FinalSparks Ferngesteuerte neuronale Plattform
FinalSparks Neuroplattform stellt das erste kommerziell verfügbare Fernzugriffssystem für Biocomputing-Forschung dar und verfügt über 16 menschliche Gehirnorganoide, die auf vier Multi-Elektroden-Arrays (MEAs) verteilt sind. Jedes MEA beherbergt vier Organoide, die über acht Elektroden sowohl stimuliert werden als auch neuronale Aktivität aufzeichnen, wobei die Datenübertragung über digitale Analog-Wandler mit einer Abtastrate von 30kHz und einer Auflösung von 16 Bit erfolgt. Das System verwendet eine ausgeklügelte mikrofluidische Lebenserhaltungsinfrastruktur zur Pflege der Organoide, die kontinuierlich durch Überwachungskameras beobachtet werden und von einem umfassenden Software-Stack verwaltet werden, der Forschern erlaubt, Variablen einzugeben und Ausgaben zu interpretieren.
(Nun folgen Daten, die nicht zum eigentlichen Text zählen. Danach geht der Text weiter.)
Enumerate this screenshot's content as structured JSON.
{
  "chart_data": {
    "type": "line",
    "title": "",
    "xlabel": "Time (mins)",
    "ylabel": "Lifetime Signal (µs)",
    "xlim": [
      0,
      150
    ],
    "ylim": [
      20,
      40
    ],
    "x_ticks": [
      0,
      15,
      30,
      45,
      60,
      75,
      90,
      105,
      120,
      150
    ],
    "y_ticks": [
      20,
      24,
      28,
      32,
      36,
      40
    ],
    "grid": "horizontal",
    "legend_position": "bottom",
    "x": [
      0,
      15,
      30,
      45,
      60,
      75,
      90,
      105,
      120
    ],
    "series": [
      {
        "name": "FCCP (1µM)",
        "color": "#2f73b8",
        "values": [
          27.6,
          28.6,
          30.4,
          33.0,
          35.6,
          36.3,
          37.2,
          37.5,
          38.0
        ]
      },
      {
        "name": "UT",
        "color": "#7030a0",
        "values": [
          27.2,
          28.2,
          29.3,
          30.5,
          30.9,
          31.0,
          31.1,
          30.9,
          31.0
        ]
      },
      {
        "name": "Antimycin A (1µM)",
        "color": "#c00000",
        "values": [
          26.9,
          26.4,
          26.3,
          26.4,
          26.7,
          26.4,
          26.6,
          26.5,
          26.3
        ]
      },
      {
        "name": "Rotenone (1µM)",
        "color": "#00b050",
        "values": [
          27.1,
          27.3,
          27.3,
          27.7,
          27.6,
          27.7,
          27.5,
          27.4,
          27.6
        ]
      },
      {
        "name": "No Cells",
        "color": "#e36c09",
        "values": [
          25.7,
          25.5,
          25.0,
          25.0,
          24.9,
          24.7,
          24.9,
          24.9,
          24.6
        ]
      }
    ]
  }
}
Die Plattform agiert als echtes „Wetware“, indem sie Hardware, Software und Biologie in einer bisher nie dagewesenen Integration vereint und Forschern ermöglicht, Experimente an lebendem neuronalen Gewebe aus der Ferne durchzuführen. Universitäten können gemeinsame Organoide ab 500 US-Dollar pro Nutzer und Monat nutzen, während industrielle Kunden individuelle Angebote für dedizierten Organoidzugang erhalten. Neun Institutionen erhalten derzeit kostenlosen Forschungszugang, während 34 Universitäten Interesse an der Nutzung des Systems bekundet haben. Die Neuroplattform überträgt Organoidaktivität rund um die Uhr und ermöglicht Echtzeitbeobachtung, zusammen mit integrierten Funktionen wie Python-Programmier-APIs, digitalen Notizbüchern zur Dokumentation, Datenspeicher- und Backup-Diensten sowie dediziertem technischen Support.